Fernando Dworak |
Para decirlo de otra forma el Pleno es el espectáculo y cuanto sucede en las comisiones y reuniones de grupos parlamentarios constituye la formación de consensos. ¿Aplanadoras partidistas? ¿Conspiraciones? Detrás de cada político que declara algo así hay alguien con muy baja capacidad de negociación ya sea por el tamaño de su bancada o por ineptitud personal.
Por otra parte detrás de esos actos espectaculares como tomar tribunas se esconde la intención de un legislador o grupo para hacerle creer a sus electores que se está haciendo algo. Es decir, son actos encaminados para un grupo determinado de receptores, esperando que éstos les sigan apoyando en las próximas elecciones. ¿Dignidad? Quizás hay gente que se lo cree, pero el ciudadano promedio vota por resultados.
Hace poco más de una semana vimos durante el debate sobre la reforma laboral en San Lázaro que diputados de izquierda tomaron la tribuna y abandonaron el recinto. Antes de apoyarlos o indignarnos, conviene saber qué sucede en otras partes del mundo con este tipo de actos.
El derecho fundamental de un órgano legislativo es la libertad de palabra, y a esto se le conoce como inviolabilidad. Esto es, el parlamentario no puede ser reconvenido por cuanto diga o vote en el ejercicio de sus facultades como representante. Tal derecho le garantiza ser autónomo frente a los demás poderes y sus mecanismos coercitivos. A partir de esta prerrogativa se ha reconocido que la institución tiene la facultad para decidir cómo ejerce este derecho: por ello define sus leyes y reglamentos sin la sanción del Ejecutivo.
No obstante, y aunque parezca lo contrario, la inviolabilidad no implica anarquía. Por ello, es indispensable que exista un régimen disciplinario que sancione a aquellos legisladores que no conduzcan su actuación dentro de la rectitud, madurez, civilidad y cortesía políticas. Estas reglas son aplicadas por el presidente de la Mesa Directiva. Los castigos van desde el apercibimiento hasta, si la falta es tan grave que afecte el prestigio del órgano legislativo, la expulsión.
¿Por qué normar esto? En primer lugar, para garantizar que las sesiones se conduzcan con un mínimo de civilidad. En segundo, porque una mala conducta de un legislador o grupo afecta la credibilidad e imagen de toda la institución; y si cae en un deterioro significativo puede ser un factor para la caída de la democracia.
El problema es que en otros órganos legislativos la presidencia es el resultado de una elección de roles y se llega ahí tras construir una sólida reputación de confiabilidad; toda vez que ninguna persona le daría muchas atribuciones a alguien a quien no se confía. Y para esto se necesita hacer una carrera al interior de una cámara.

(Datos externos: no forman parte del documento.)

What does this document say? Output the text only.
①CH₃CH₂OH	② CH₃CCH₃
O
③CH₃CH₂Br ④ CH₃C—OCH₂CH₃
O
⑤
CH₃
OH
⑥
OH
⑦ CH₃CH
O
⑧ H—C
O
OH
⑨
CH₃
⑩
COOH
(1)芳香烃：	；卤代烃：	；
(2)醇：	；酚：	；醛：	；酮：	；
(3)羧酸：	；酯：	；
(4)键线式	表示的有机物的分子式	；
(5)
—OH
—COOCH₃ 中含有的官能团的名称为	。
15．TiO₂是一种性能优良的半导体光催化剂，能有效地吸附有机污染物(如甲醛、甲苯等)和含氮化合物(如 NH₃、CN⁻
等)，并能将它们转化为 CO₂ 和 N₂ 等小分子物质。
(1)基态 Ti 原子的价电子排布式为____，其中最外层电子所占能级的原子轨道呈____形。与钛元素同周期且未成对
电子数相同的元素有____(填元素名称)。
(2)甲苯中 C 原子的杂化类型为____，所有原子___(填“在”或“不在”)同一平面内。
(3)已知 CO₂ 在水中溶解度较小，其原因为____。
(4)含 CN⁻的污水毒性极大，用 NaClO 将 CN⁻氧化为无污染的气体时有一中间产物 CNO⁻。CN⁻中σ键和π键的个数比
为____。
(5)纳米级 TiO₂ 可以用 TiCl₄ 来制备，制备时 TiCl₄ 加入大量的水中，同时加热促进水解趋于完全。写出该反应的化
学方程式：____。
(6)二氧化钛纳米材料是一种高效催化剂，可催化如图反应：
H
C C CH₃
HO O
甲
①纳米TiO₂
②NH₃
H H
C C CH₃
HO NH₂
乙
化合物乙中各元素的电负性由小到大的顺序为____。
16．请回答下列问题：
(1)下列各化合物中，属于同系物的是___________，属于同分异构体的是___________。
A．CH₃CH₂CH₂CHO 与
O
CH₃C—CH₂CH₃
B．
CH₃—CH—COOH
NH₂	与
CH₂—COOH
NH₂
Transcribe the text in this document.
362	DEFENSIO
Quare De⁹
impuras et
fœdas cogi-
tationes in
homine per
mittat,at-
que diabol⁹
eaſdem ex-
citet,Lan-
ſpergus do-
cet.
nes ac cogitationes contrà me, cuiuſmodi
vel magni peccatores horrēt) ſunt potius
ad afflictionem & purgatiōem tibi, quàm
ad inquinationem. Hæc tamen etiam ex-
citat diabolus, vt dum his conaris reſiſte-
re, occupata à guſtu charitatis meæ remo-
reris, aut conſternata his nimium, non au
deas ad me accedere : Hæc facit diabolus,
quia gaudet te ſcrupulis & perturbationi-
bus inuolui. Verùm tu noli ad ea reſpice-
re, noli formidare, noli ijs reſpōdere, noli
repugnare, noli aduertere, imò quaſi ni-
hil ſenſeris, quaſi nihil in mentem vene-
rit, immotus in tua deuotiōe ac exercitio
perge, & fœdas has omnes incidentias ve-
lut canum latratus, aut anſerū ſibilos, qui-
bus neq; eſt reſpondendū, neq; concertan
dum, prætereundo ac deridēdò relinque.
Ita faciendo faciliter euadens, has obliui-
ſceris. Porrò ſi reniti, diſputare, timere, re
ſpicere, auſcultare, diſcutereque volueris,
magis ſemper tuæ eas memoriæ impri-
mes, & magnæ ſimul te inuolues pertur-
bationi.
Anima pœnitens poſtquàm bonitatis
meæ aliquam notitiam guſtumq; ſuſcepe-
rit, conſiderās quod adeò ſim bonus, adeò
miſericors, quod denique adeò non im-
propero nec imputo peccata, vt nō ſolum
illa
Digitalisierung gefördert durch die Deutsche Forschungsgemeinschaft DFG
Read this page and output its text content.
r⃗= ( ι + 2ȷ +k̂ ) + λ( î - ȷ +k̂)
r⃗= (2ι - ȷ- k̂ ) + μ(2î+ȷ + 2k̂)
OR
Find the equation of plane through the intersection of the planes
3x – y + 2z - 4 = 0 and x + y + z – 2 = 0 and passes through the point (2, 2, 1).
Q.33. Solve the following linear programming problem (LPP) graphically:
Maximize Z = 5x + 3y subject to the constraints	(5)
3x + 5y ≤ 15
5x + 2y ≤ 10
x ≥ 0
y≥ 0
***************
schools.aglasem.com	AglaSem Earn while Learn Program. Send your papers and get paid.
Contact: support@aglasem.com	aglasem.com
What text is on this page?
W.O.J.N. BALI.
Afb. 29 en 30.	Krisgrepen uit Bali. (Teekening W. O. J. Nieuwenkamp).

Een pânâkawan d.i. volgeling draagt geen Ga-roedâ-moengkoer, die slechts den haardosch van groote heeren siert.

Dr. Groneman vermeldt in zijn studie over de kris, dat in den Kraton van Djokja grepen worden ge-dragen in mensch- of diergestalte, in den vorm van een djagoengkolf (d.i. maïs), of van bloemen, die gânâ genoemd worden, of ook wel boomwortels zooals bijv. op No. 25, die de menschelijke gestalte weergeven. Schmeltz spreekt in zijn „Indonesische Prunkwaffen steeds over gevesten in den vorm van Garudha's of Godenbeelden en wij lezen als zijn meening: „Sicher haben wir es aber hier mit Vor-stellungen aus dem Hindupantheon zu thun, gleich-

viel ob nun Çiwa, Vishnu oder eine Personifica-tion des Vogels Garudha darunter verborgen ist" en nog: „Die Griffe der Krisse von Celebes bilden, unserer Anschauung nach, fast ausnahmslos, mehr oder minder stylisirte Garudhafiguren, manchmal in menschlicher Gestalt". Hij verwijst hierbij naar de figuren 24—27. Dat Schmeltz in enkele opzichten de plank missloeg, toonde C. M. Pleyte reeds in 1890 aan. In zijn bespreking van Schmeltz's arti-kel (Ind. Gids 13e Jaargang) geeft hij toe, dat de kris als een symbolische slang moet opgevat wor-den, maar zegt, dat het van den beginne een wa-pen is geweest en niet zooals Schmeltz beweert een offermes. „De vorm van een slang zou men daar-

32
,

Al contrario, en México todo empieza desde cero cada tres años. Y si no se puede establecer esta relación, las presidencias de Mesa Directiva se convierten en un coto más para distribuir entre los grupos parlamentarios. ¿La mejor solución posible? No, pero insistimos en no hacerlos rendir cuentas es la mejor de las factibles. Sin embargo mantener este sistema significa que temas como un régimen disciplinario eficaz sean inaplicables del todo.
Y por encima de todo un legislador puede ver rentable hacer un escándalo si no tiene por qué rendir cuentas a sus electores. ¿Se imaginan cómo le iría si tomase la tribuna y al momento de competir por el mismo puesto sus opositores le atacasen por su conducta? En la mayoría de los casos perdería. Por eso hay muchos políticos que se oponen a los mecanismos de rendición de cuentas y prefieren el espectáculo.
¿Es emocionante la lucha libre? Claro, y también cuanto ocurre en el Pleno. A fin y al cabo la política debe tener mucho de espectáculo. Pero si ven que algunas cosas no funcionan bien, revisen las reglas del juego antes de acusar a los árbitros de vendidos.